Treffer
BGH Urteil

Revision gegen Verurteilung wegen schweren Diebstahls im Rückfall verworfen

Gericht
BGH
Spruchkörper
2. Strafsenat
Aktenzeichen
2 StR 48/59
Datum
04.03.1959
Rechtsgebiet
Strafrecht
Quelle
Der Angeklagte focht seine Verurteilung wegen schweren Diebstahls im Rückfall und Körperverletzung mit Revision an. Das BGH verwirft die Revision als unbegründet und trägt dem Landgericht kein Rechtsfehler vor. Entschieden wurden Fragen zur Aussageverweigerung nach §52 StPO, Zulässigkeit von Protokollrügen, Ablehnung einer Aussetzung (§265 Abs.4 StPO) und Anforderungen an Urteilsgründe (§267 StPO).

Abstrakte Rechtssätze

1

Ein Aussageverweigerungsrecht nach § 52 Abs.1 Nr.1 StPO entfällt, wenn aus Erklärungen und Verhalten der Beteiligten erkennbar ist, dass ein Verlöbnis nicht mehr besteht.

2

Eine Rüge, die lediglich Widersprüche zwischen Sitzungsniederschrift und Urteilsfeststellungen aufzeigt, ist als Protokollrüge unzulässig; die Beweiskraft der Sitzungsniederschrift (§ 274 StPO) bezieht sich nur auf Formvorschriften, nicht auf inhaltliche Zeugenaussagen.

3

Die Entscheidung über die Aussetzung des Verfahrens nach § 265 Abs.4 StPO liegt im pflichtgemäßen Ermessen des Tatrichters; eine Revision erfordert Feststellung eines pflichtwidrigen Ermessenserwerbs.

4

Nach § 267 Abs.1 StPO genügen für das Urteil Feststellungen über die für erwiesen erachteten Tatsachen, die die gesetzlichen Merkmale der Tat begründen; fehlende Darlegungen zu nicht feststellbaren Einzeldetails beeinträchtigen das Urteil nicht, wenn die Gesamtüberzeugung tragfähig ist.

Vorinstanzen

Landgericht Marburg/Lahn, 7. November 1958

Rubrum

Im Namen des Volkes

In der Strafsache gegen den Steinbrucharbeiter Wilhelm S. ███████ aus ███, Kreis ████, geboren am ████████ 1932 in ███, zur Zeit in Untersuchungshaft, wegen schweren Diebstahls im Rückfall u. a. hat der 2. Strafsenat des Bundesgerichtshofs in der Sitzung vom 4. März 1959, an der teilgenommen haben: Bundesrichter Prof. Dr. Busch, Vorsitzender, Bundesrichter Dr. Dotterweich, Bundesrichter Scharpenseel, Bundesrichter Dr. Schalscha, Bundesrichter Dr. Menges als beisitzende Richter, Oberstaatsanwalt in der Verhandlung, Bundesanwalt bei der Verkündung als Vertreter der Bundesanwaltschaft,

Tenor

Die Revision des Angeklagten gegen das Urteil des Landgerichts in Marburg/Lahn vom 7. November 1958 wird verworfen.

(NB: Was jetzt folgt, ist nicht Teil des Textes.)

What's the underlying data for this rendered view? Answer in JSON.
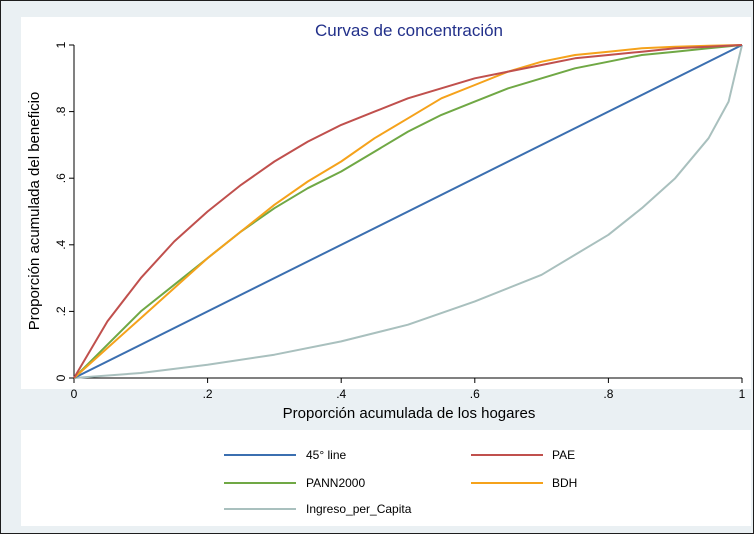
{
  "chart_data": {
    "type": "line",
    "title": "Curvas de concentración",
    "xlabel": "Proporción acumulada de los hogares",
    "ylabel": "Proporción acumulada del beneficio",
    "xlim": [
      0,
      1
    ],
    "ylim": [
      0,
      1
    ],
    "xticks": [
      0,
      0.2,
      0.4,
      0.6,
      0.8,
      1
    ],
    "xtick_labels": [
      "0",
      ".2",
      ".4",
      ".6",
      ".8",
      "1"
    ],
    "yticks": [
      0,
      0.2,
      0.4,
      0.6,
      0.8,
      1
    ],
    "ytick_labels": [
      "0",
      ".2",
      ".4",
      ".6",
      ".8",
      "1"
    ],
    "grid": false,
    "legend_position": "bottom",
    "series": [
      {
        "name": "45° line",
        "color": "#3b6fb0",
        "x": [
          0,
          1
        ],
        "y": [
          0,
          1
        ]
      },
      {
        "name": "PAE",
        "color": "#c0504d",
        "x": [
          0,
          0.05,
          0.1,
          0.15,
          0.2,
          0.25,
          0.3,
          0.35,
          0.4,
          0.45,
          0.5,
          0.55,
          0.6,
          0.65,
          0.7,
          0.75,
          0.8,
          0.85,
          0.9,
          0.95,
          1
        ],
        "y": [
          0,
          0.17,
          0.3,
          0.41,
          0.5,
          0.58,
          0.65,
          0.71,
          0.76,
          0.8,
          0.84,
          0.87,
          0.9,
          0.92,
          0.94,
          0.96,
          0.97,
          0.98,
          0.99,
          0.995,
          1
        ]
      },
      {
        "name": "PANN2000",
        "color": "#70a845",
        "x": [
          0,
          0.05,
          0.1,
          0.15,
          0.2,
          0.25,
          0.3,
          0.35,
          0.4,
          0.45,
          0.5,
          0.55,
          0.6,
          0.65,
          0.7,
          0.75,
          0.8,
          0.85,
          0.9,
          0.95,
          1
        ],
        "y": [
          0,
          0.1,
          0.2,
          0.28,
          0.36,
          0.44,
          0.51,
          0.57,
          0.62,
          0.68,
          0.74,
          0.79,
          0.83,
          0.87,
          0.9,
          0.93,
          0.95,
          0.97,
          0.98,
          0.99,
          1
        ]
      },
      {
        "name": "BDH",
        "color": "#f5a21b",
        "x": [
          0,
          0.05,
          0.1,
          0.15,
          0.2,
          0.25,
          0.3,
          0.35,
          0.4,
          0.45,
          0.5,
          0.55,
          0.6,
          0.65,
          0.7,
          0.75,
          0.8,
          0.85,
          0.9,
          0.95,
          1
        ],
        "y": [
          0,
          0.09,
          0.18,
          0.27,
          0.36,
          0.44,
          0.52,
          0.59,
          0.65,
          0.72,
          0.78,
          0.84,
          0.88,
          0.92,
          0.95,
          0.97,
          0.98,
          0.99,
          0.995,
          0.998,
          1
        ]
      },
      {
        "name": "Ingreso_per_Capita",
        "color": "#a9c0be",
        "x": [
          0,
          0.1,
          0.2,
          0.3,
          0.4,
          0.5,
          0.6,
          0.7,
          0.8,
          0.85,
          0.9,
          0.95,
          0.98,
          1
        ],
        "y": [
          0,
          0.015,
          0.04,
          0.07,
          0.11,
          0.16,
          0.23,
          0.31,
          0.43,
          0.51,
          0.6,
          0.72,
          0.83,
          1
        ]
      }
    ]
  }
}
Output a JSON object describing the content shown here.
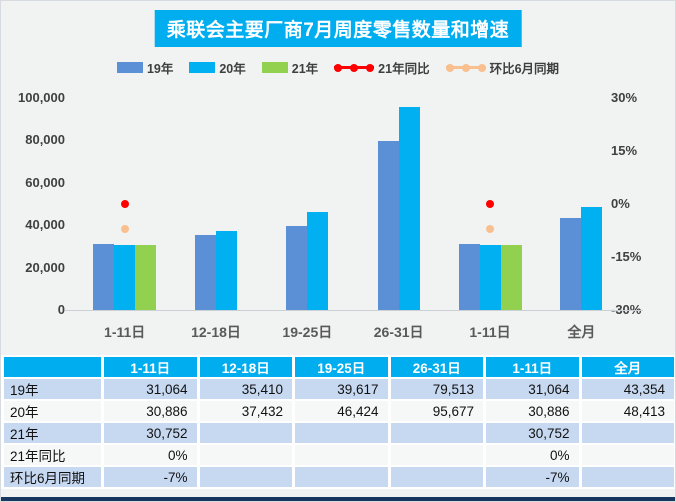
{
  "title": "乘联会主要厂商7月周度零售数量和增速",
  "colors": {
    "accent_blue": "#00AEEF",
    "bar_19": "#5B8FD6",
    "bar_20": "#00B0F0",
    "bar_21": "#92D050",
    "line_yoy": "#FF0000",
    "line_mom": "#F9BF8F",
    "table_row_blue": "#C7D9F1",
    "table_row_white": "#F6F7F7",
    "table_bottom_border": "#17375E",
    "background": "#F1F2F2"
  },
  "legend": {
    "items": [
      {
        "label": "19年",
        "type": "bar",
        "color": "#5B8FD6"
      },
      {
        "label": "20年",
        "type": "bar",
        "color": "#00B0F0"
      },
      {
        "label": "21年",
        "type": "bar",
        "color": "#92D050"
      },
      {
        "label": "21年同比",
        "type": "line",
        "color": "#FF0000"
      },
      {
        "label": "环比6月同期",
        "type": "line",
        "color": "#F9BF8F"
      }
    ]
  },
  "chart_data": {
    "type": "bar",
    "title": "乘联会主要厂商7月周度零售数量和增速",
    "categories": [
      "1-11日",
      "12-18日",
      "19-25日",
      "26-31日",
      "1-11日",
      "全月"
    ],
    "series": [
      {
        "name": "19年",
        "type": "bar",
        "axis": "left",
        "color": "#5B8FD6",
        "values": [
          31064,
          35410,
          39617,
          79513,
          31064,
          43354
        ]
      },
      {
        "name": "20年",
        "type": "bar",
        "axis": "left",
        "color": "#00B0F0",
        "values": [
          30886,
          37432,
          46424,
          95677,
          30886,
          48413
        ]
      },
      {
        "name": "21年",
        "type": "bar",
        "axis": "left",
        "color": "#92D050",
        "values": [
          30752,
          null,
          null,
          null,
          30752,
          null
        ]
      },
      {
        "name": "21年同比",
        "type": "point",
        "axis": "right",
        "color": "#FF0000",
        "values": [
          0,
          null,
          null,
          null,
          0,
          null
        ]
      },
      {
        "name": "环比6月同期",
        "type": "point",
        "axis": "right",
        "color": "#F9BF8F",
        "values": [
          -7,
          null,
          null,
          null,
          -7,
          null
        ]
      }
    ],
    "left_axis": {
      "min": 0,
      "max": 100000,
      "ticks": [
        {
          "v": 0,
          "label": "0"
        },
        {
          "v": 20000,
          "label": "20,000"
        },
        {
          "v": 40000,
          "label": "40,000"
        },
        {
          "v": 60000,
          "label": "60,000"
        },
        {
          "v": 80000,
          "label": "80,000"
        },
        {
          "v": 100000,
          "label": "100,000"
        }
      ]
    },
    "right_axis": {
      "min": -30,
      "max": 30,
      "ticks": [
        {
          "v": -30,
          "label": "-30%"
        },
        {
          "v": -15,
          "label": "-15%"
        },
        {
          "v": 0,
          "label": "0%"
        },
        {
          "v": 15,
          "label": "15%"
        },
        {
          "v": 30,
          "label": "30%"
        }
      ]
    },
    "grid": false,
    "legend_position": "top"
  },
  "table": {
    "header": [
      "",
      "1-11日",
      "12-18日",
      "19-25日",
      "26-31日",
      "1-11日",
      "全月"
    ],
    "rows": [
      {
        "label": "19年",
        "cells": [
          "31,064",
          "35,410",
          "39,617",
          "79,513",
          "31,064",
          "43,354"
        ]
      },
      {
        "label": "20年",
        "cells": [
          "30,886",
          "37,432",
          "46,424",
          "95,677",
          "30,886",
          "48,413"
        ]
      },
      {
        "label": "21年",
        "cells": [
          "30,752",
          "",
          "",
          "",
          "30,752",
          ""
        ]
      },
      {
        "label": "21年同比",
        "cells": [
          "0%",
          "",
          "",
          "",
          "0%",
          ""
        ]
      },
      {
        "label": "环比6月同期",
        "cells": [
          "-7%",
          "",
          "",
          "",
          "-7%",
          ""
        ]
      }
    ]
  }
}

Der Angeklagte hat die Kosten des Rechtsmittels zu tragen.

Die seit dem 8. November 1958 erlittene Untersuchungshaft wird, soweit sie drei Monate übersteigt, auf die Strafe angerechnet.

Von Rechts wegen.

Gründe

Der Angeklagte ist wegen schweren Diebstahls im Rückfall in zwei Fällen und wegen Körperverletzung in einem Fall zu einer Gesamtstrafe von zwei Jahren und drei Monaten Zuchthaus verurteilt worden.

Seine Revision rügt die Verletzung von Verfahrensvorschriften und fehlerhafte Anwendung des sachlichen Rechts. Sie hat keinen Erfolg.

I. Verfahrensrechtlich

a) Die Revision bezeichnet den § 52 StPO als verletzt, weil am Verhandlungstage zwischen dem Angeklagten und der Zeugin K. ein Verlöbnis bestanden habe, das diese zur Aussageverweigerung berechtigt habe.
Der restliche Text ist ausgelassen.